Relics: What’s given up, what’s left behind
Now that the Confederate flag crisis in South Carolina is resolved, just what is a ‘relic,’ anyway?
What do you do with a slightly used Confederate battle flag that’s been flying over the grounds of a state capitol?
Good question. It nearly derailed efforts to expedite removal of the polarizing banner from the State House grounds in Columbia, S.C.
But having come down to the whoops and cheers of onlookers, in a nonetheless “respectful” final lowering, the flag has a new home at the South Carolina Confederate Relic Room and Military Museum.
The museum, close by the State House, has a broader mission than its name suggests. It “serves as the State’s military history museum by collecting, preserving, and exhibiting South Carolina’s military material culture from the colonial era to the present....”
But the word that lit up in red when I heard about this was relic. It’s a sword that cuts two ways.
Its definition 1a in the Oxford English Dictionary reads in part: “the physical remains (as the body or a part of it) of a saint, martyr, or other deceased holy person, or a thing believed to be sanctified by contact with him or her.”
Definition 1b extends this Christian idea of relic to objects or artifacts “held sacred by some other religion or culture.” Definition 1 broadens out further to mean simply “memento.”

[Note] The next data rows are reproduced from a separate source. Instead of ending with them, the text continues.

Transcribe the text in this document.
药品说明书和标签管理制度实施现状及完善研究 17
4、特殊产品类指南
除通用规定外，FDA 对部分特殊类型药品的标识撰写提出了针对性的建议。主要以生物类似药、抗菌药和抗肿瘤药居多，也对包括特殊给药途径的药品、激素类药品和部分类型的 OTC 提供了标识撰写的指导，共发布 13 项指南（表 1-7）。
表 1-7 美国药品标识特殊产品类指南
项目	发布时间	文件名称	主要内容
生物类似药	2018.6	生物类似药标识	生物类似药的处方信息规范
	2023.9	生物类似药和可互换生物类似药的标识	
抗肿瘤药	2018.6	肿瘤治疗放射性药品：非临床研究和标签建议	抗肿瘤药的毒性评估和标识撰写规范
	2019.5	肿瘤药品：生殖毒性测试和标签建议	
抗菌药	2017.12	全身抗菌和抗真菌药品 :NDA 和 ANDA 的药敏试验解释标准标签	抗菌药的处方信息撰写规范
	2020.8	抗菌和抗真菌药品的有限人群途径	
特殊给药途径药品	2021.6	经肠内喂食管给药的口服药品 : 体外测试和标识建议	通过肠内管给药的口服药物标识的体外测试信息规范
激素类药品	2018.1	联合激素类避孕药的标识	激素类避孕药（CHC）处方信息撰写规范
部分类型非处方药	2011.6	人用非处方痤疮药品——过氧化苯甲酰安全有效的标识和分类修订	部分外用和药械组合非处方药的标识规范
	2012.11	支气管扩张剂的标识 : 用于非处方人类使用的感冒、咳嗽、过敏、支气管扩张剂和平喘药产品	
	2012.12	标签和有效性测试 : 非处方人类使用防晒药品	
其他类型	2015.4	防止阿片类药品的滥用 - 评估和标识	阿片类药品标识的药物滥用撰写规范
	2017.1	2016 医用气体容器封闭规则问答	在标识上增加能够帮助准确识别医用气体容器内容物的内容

And then there’s Definition 2, a plural usage that begins, “That which remains or is left behind, esp. after destruction or wasting away....” There’s even a sense, admittedly “now rare,” that refers to leftovers after a meal.
In other words, both martyr’s bones enshrined in a church or chicken bones left on your dinner plate are “relics.”
There’s also an adjectival usage, as in “relic neutrinos” left over from the big bang. This sense is often used in the natural sciences but seems to have some relevance in the flag controversy: “surviving from a previous age or in changed circumstances after the extinction or disappearance of related forms or structures.”
Etymologically, relic made a slow meandering pilgrimage from Latin via French before ending up in English during the 13th century. The Online Etymology Dictionary explains its roots in something “remaining, or “that which remains.” Relinquish, meaning “to abandon,” or “to give up,” is a related English word from the same Latin roots.
“Upon removal from the Confederate Soldiers Monument on the State House grounds, the Confederate battle flag becomes part of the collection” at the museum, its website notes. “The museum is aware that this is a grave responsibility.... The museum is humbled to play a small role in further uniting the citizens of South Carolina.”
We can all be grateful that the museum was there and willing to expand its mission just a bit. But are relics there to be venerated – or just studied for clues to the past?
Perhaps the most hopeful way to thread this needle is to say that relics are what get left behind – by those who move on.